La vittoria di un Mondiale per i tifosi italiani, oggi, ha solo forma onirica.
Gattuso è un ripiego, non è nemmeno un compromesso
L’approdo di Gattuso è un ripiego. Non è un bilanciatissimo compromesso. Meno che mai un: “when in trouble go big” (quando sei in difficoltà, rilancia). Tutt’altro. In tutte le questioni che si verificheranno via via, l’ultima parola non sarà mai di Gattuso. L’ultima parola sarà quella di Gigi Buffon. Come già è stato. Del resto tutti quelli approdati in questa nuova Nazionale gli devono un favore. Sarà l’ex portiere di Juve e Psg il leader di questa Nazionale. Sarà sua la leadership, che sul mercato degli uomini costa carissima, è rara, e che la Figc non può permettersi. Certamente il capo delegazione della Nazionale, in silenzio, ma nemmeno tanto, vuole crescere e potrebbe voler ambire a prendere il posto di Gravina, di cui avrà imparato il primo comandamento: non dimetterti. Il matrimonio con Ilaria D’Amico, oltre che l’amore, ha portato tantissima ambizione nella vita dell’ex enfant prodige. Il quale da scanzonato e simpatico guascone si è tramutato in maniera assolutamente inaspettata in uomo di potere, Ma visto che il nocciolo della questione è il calcio, sarà sempre il campo a stabilire i rapporti di forza dentro e fuori dalle stanze di potere. Anche Buffon gioca un all-in consistente. Evidentemente non si fida dell’amico “Rino” al cento per cento. E il ruolo nebuloso dello staff allargato, sembra più un’ancora di salvezza per l’Italia e per Buffon, ovvero un pietoso cordone sanitario cucito addosso a Gattuso per cercare di salvare il salvabile, agguantando i play-off, a meno di miracoli (vittoria sulla Norvegia) e partite con punteggi tennistici.
Ma l’ex allenatore del Napoli non ispira voli pindarici. Gattuso con la sua mestizia comunicativa è uno specchio del paese. La generazione dei campioni del mondo, come quella degli infra cinquantenni, cresciuti con Paolo Rossi ed Holly e Benji , ha fallito. Ha fallito perché non lascia che ricordi della propria adolescenza ai propri successori, senza aver costruito nulla di tangibile per il futuro. L’Italia paese, e nazionale, è divorato dalla sfiducia nel futuro. Ciascuno si rifugia nei proprio sogni individuali. Il Paese non ha lavorato affinché ve ne fosse uno comune a cui aggrapparsi.

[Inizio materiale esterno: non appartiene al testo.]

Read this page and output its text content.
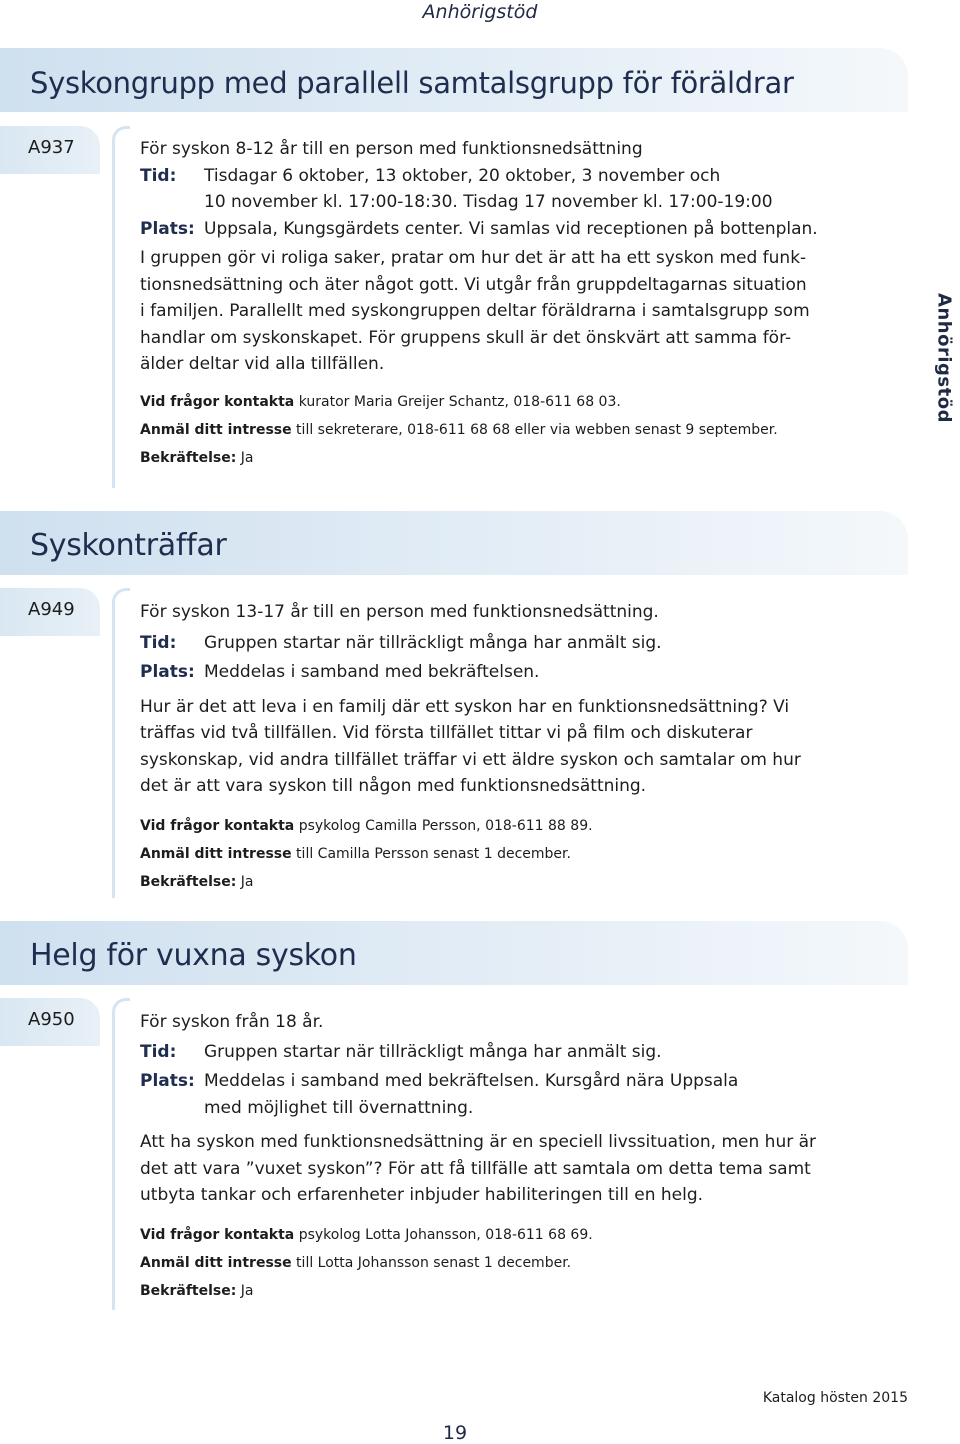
Anhörigstöd
Syskongrupp med parallell samtalsgrupp för föräldrar
A937	För syskon 8-12 år till en person med funktionsnedsättning
Tid:	Tisdagar 6 oktober, 13 oktober, 20 oktober, 3 november och
10 november kl. 17:00-18:30. Tisdag 17 november kl. 17:00-19:00
Plats: Uppsala, Kungsgärdets center. Vi samlas vid receptionen på bottenplan.
I gruppen gör vi roliga saker, pratar om hur det är att ha ett syskon med funk-
tionsnedsättning och äter något gott. Vi utgår från gruppdeltagarnas situation
i familjen. Parallellt med syskongruppen deltar föräldrarna i samtalsgrupp som
handlar om syskonskapet. För gruppens skull är det önskvärt att samma för-
älder deltar vid alla tillfällen.
Vid frågor kontakta kurator Maria Greijer Schantz, 018-611 68 03.
Anmäl ditt intresse till sekreterare, 018-611 68 68 eller via webben senast 9 september.
Bekräftelse: Ja
Anhörigstöd
Syskonträffar
A949	För syskon 13-17 år till en person med funktionsnedsättning.
Tid:	Gruppen startar när tillräckligt många har anmält sig.
Plats: Meddelas i samband med bekräftelsen.
Hur är det att leva i en familj där ett syskon har en funktionsnedsättning? Vi
träffas vid två tillfällen. Vid första tillfället tittar vi på film och diskuterar
syskonskap, vid andra tillfället träffar vi ett äldre syskon och samtalar om hur
det är att vara syskon till någon med funktionsnedsättning.
Vid frågor kontakta psykolog Camilla Persson, 018-611 88 89.
Anmäl ditt intresse till Camilla Persson senast 1 december.
Bekräftelse: Ja
Helg för vuxna syskon
A950	För syskon från 18 år.
Tid:	Gruppen startar när tillräckligt många har anmält sig.
Plats: Meddelas i samband med bekräftelsen. Kursgård nära Uppsala
med möjlighet till övernattning.
Att ha syskon med funktionsnedsättning är en speciell livssituation, men hur är
det att vara ”vuxet syskon”? För att få tillfälle att samtala om detta tema samt
utbyta tankar och erfarenheter inbjuder habiliteringen till en helg.
Vid frågor kontakta psykolog Lotta Johansson, 018-611 68 69.
Anmäl ditt intresse till Lotta Johansson senast 1 december.
Bekräftelse: Ja
Katalog hösten 2015
19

La Nazionale non ha preparato i successori. La mestizia comunicativa di Gattuso certamente non sarà un viatico per ricreare entusiasmo e fiducia nei propri mezzi. La Nazionale somatizzerà la facies disperata dell’allenatore che quando sente l’inno di Mameli, sente la mamma urlare. Il pessimo curriculum di risultati, al di la dei salvagenti lanciati da Gravina e Buffon, all’interno di uno spogliatoio, come quello della Nazionale, peseranno. È l’immagine stessa di Gattuso ad essere poco credibile agli occhi dei calciatori. Perché al di la del curriculum mediocre, che potrebbe avere più letture, ma fino ad un certo punto, al nuovo allenatore della nazionale manca un requisito fondamentale per portare fuori l’Italia dalle secche della depressione: la leadership. Gattuso non è un leader naturale. Fosse un stato un leader vero, avrebbe certamente avuto risultati migliori di quelli mediocri raggiunti fino ad oggi nella sua carriera. Ci auguriamo, per l’Italia e per quegli adolescenti che non hanno mai visto l’Italia partecipare a un Mondiale, che sia dalla parte di Gattuso solo la legge dei grandi numeri.
Prima o poi un obiettivo dovrà raggiungerlo.